In March of 2003 we officially declared war on Iraq, making that the beginning of a long and formidable time for many. During this war time we have lost many, not just in the sense of death, but also in the person the service member was before ever being deployed overseas. As a society, it is easy to look at the death count and pray for their families. However, far too often the ones returning home that are forever changed are forgotten about.

As the year comes closer to an end, so does the troops time in Iraq. We are approaching the withdrawal deadline and many are coming home permanently changed. More than most could imagine, have returned over the years with this permanent change I speak of. The men and women that were sent overseas to fight this war, are reuniting with their families upon their returns and are battling demons within. These demons are known as Post Traumatic Stress Disorder, or PTSD. The one thing that can never be regained from war, is the person that left home to fight in Operation Iraqi Freedom and the valuable time that was missed while they were away with their families.

I write this from the perspective on an Army wife, one that has sent my husband off to Iraq for two different deployments. My husband returned home someone that I didn’t know and someone that our children and I had to get to know. War took away the man that I fell in love with and in return it left me with a stranger that I am still trying to learn and get to know. My story is one very similar to many. I live with a husband that struggles with PTSD, has multiple traumatic brain injuries, spinal injuries, nerve damage and so much more. We have three children that will never know how their father use to be before he was faced with deployments and doing things that most of us could never imagine.

As elated as I am that our troops are returning home and one chapter is being closed, I find myself torn in this decision. Through it all, I cannot help to feel that somewhere along the line the timing just isn’t right at this point.

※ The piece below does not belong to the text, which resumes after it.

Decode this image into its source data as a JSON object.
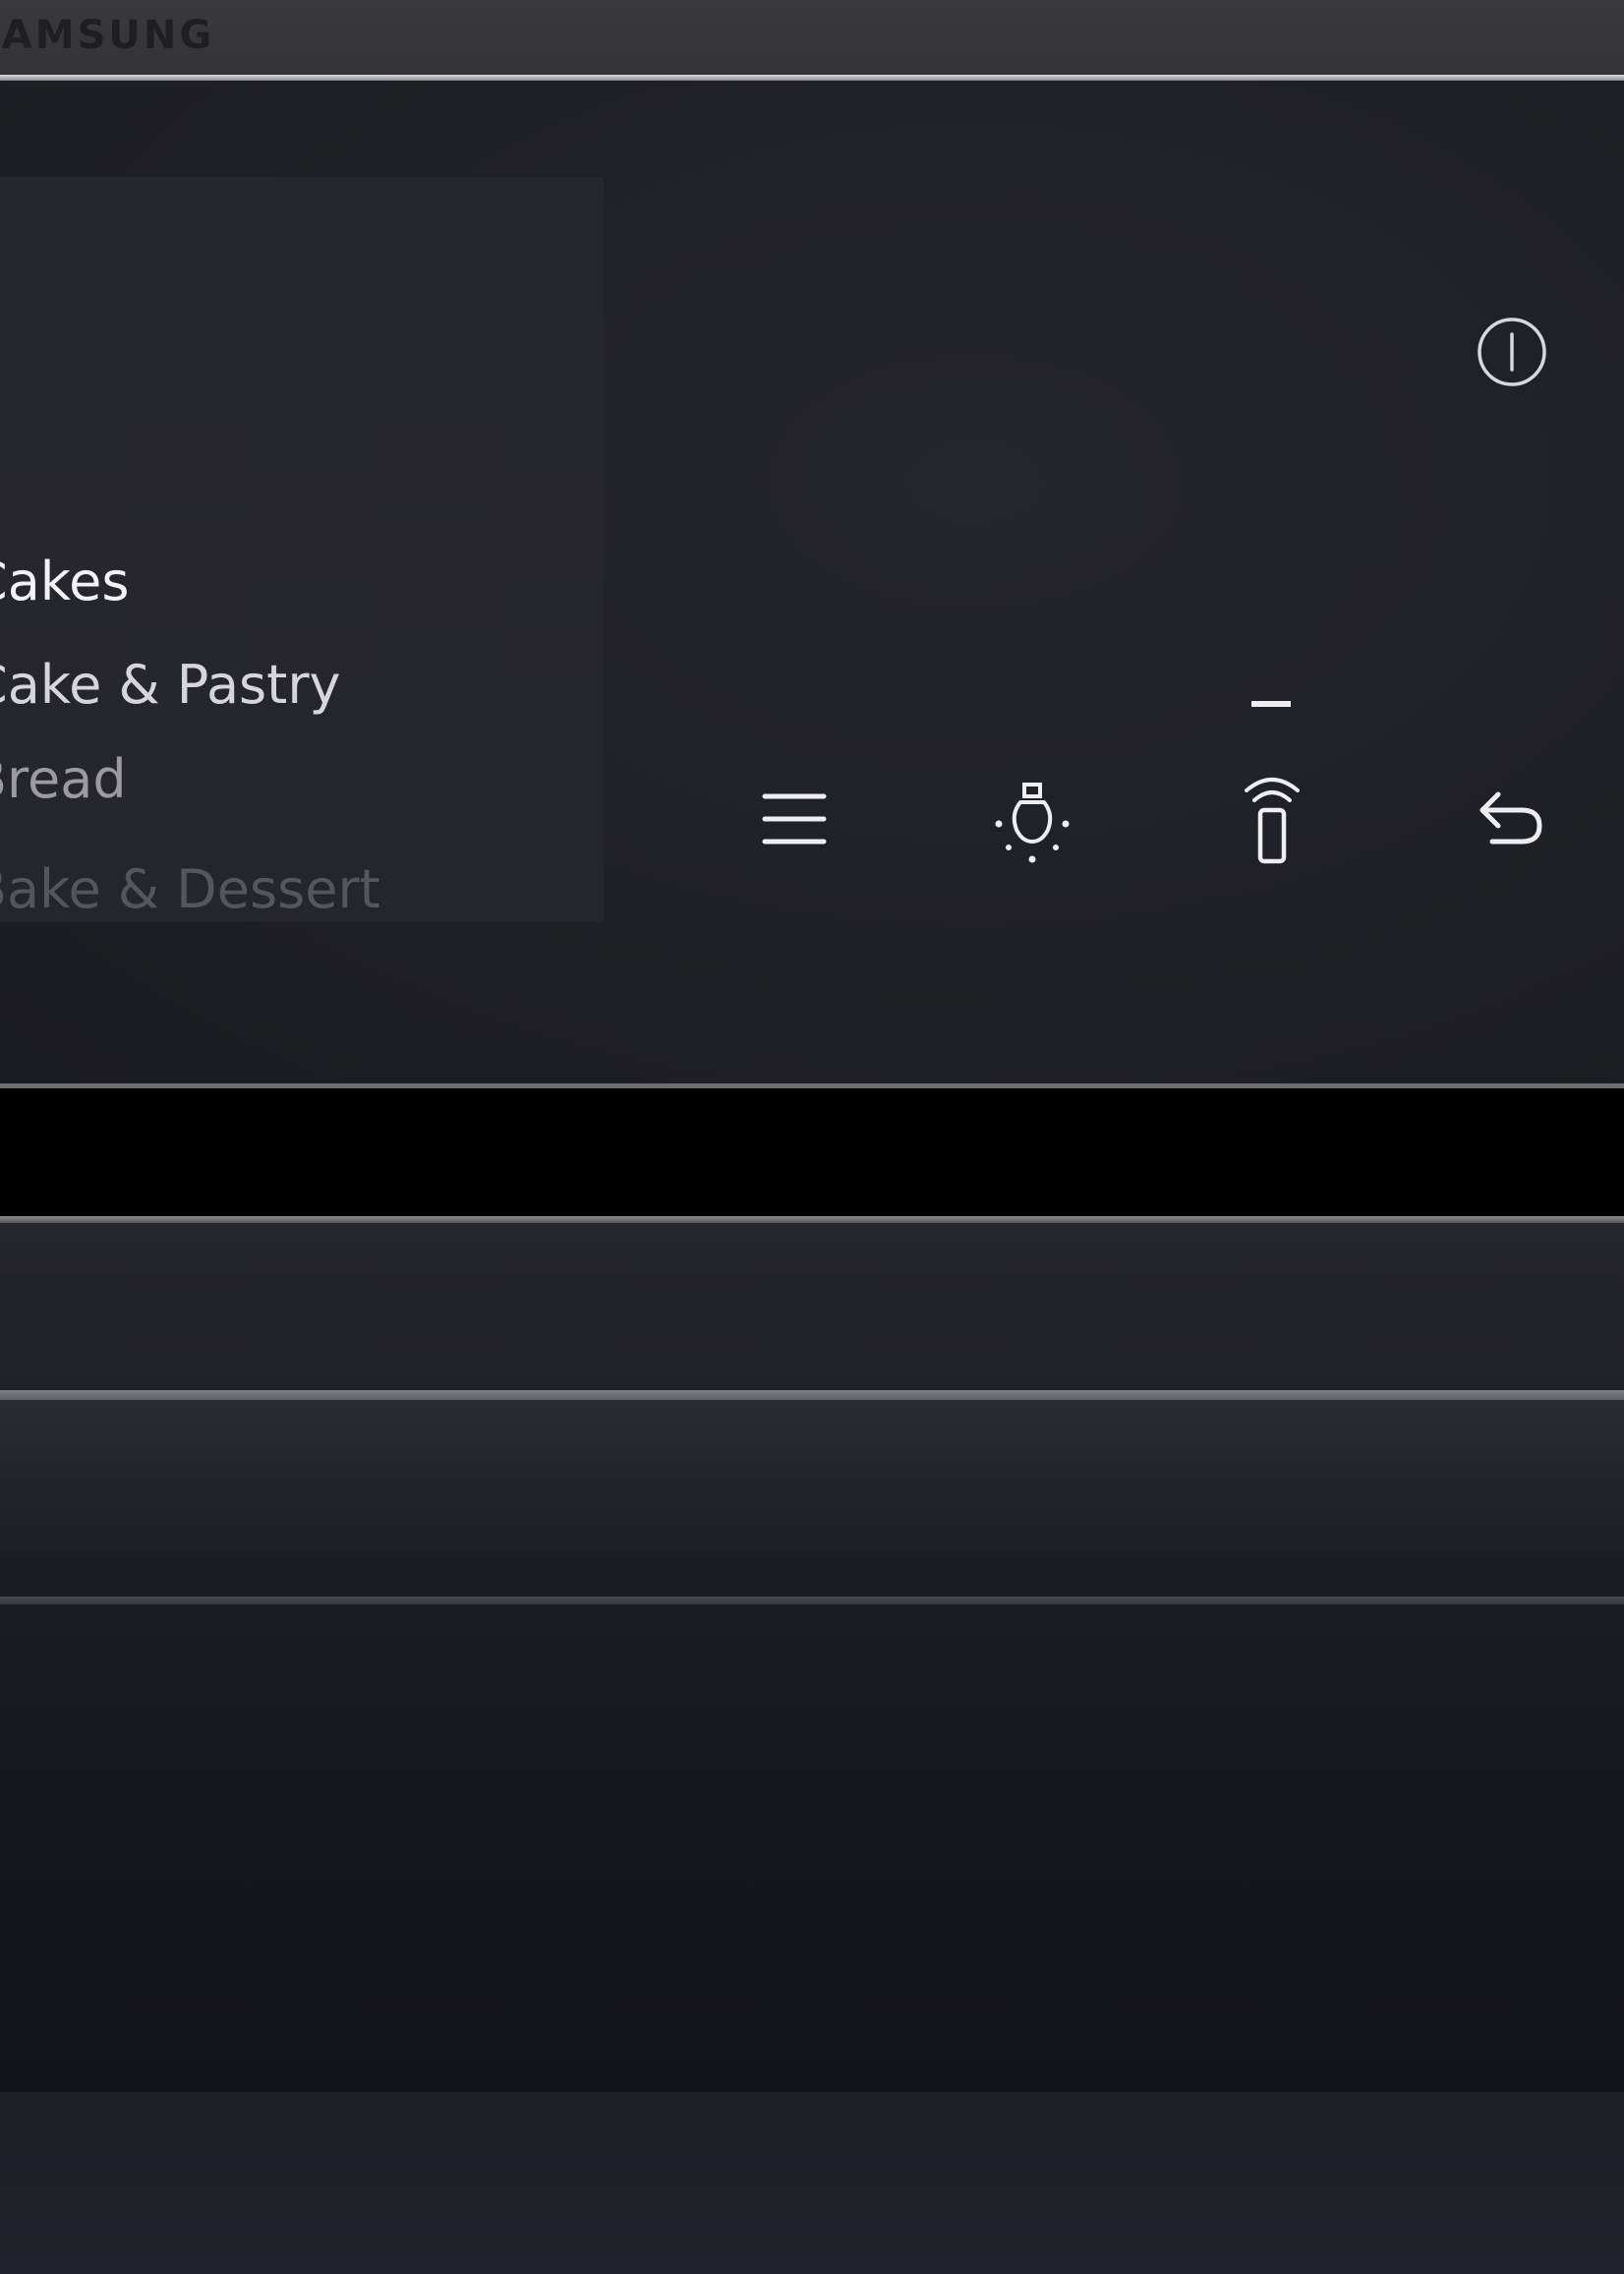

How can we look at the widows and widowers or the parents that have buried their children or the children that no longer have their parent and expect them to understand the reason their loved ones were lost? How are the families that have been left to pick up the pieces of their veteran that has returned, but is mentally and physically changed, supposed to put a smile on their faces when the time over there has become focused on things other than the truth? Now that an ending is in sight, many veterans are asking the age old question, Was it worth it? While society is ready to move on, there are still numerous individuals that will be left to continue picking up the pieces.

Was our time over there worth it? Did we serve a full purpose? I know many admirable things were done while our troops were deployed to Iraq, but was the point served and are we really ready to withdrawal? I also find myself filled with the curiosity if this will lead to something more in the upcoming years with our return back into another war zone in Iraq.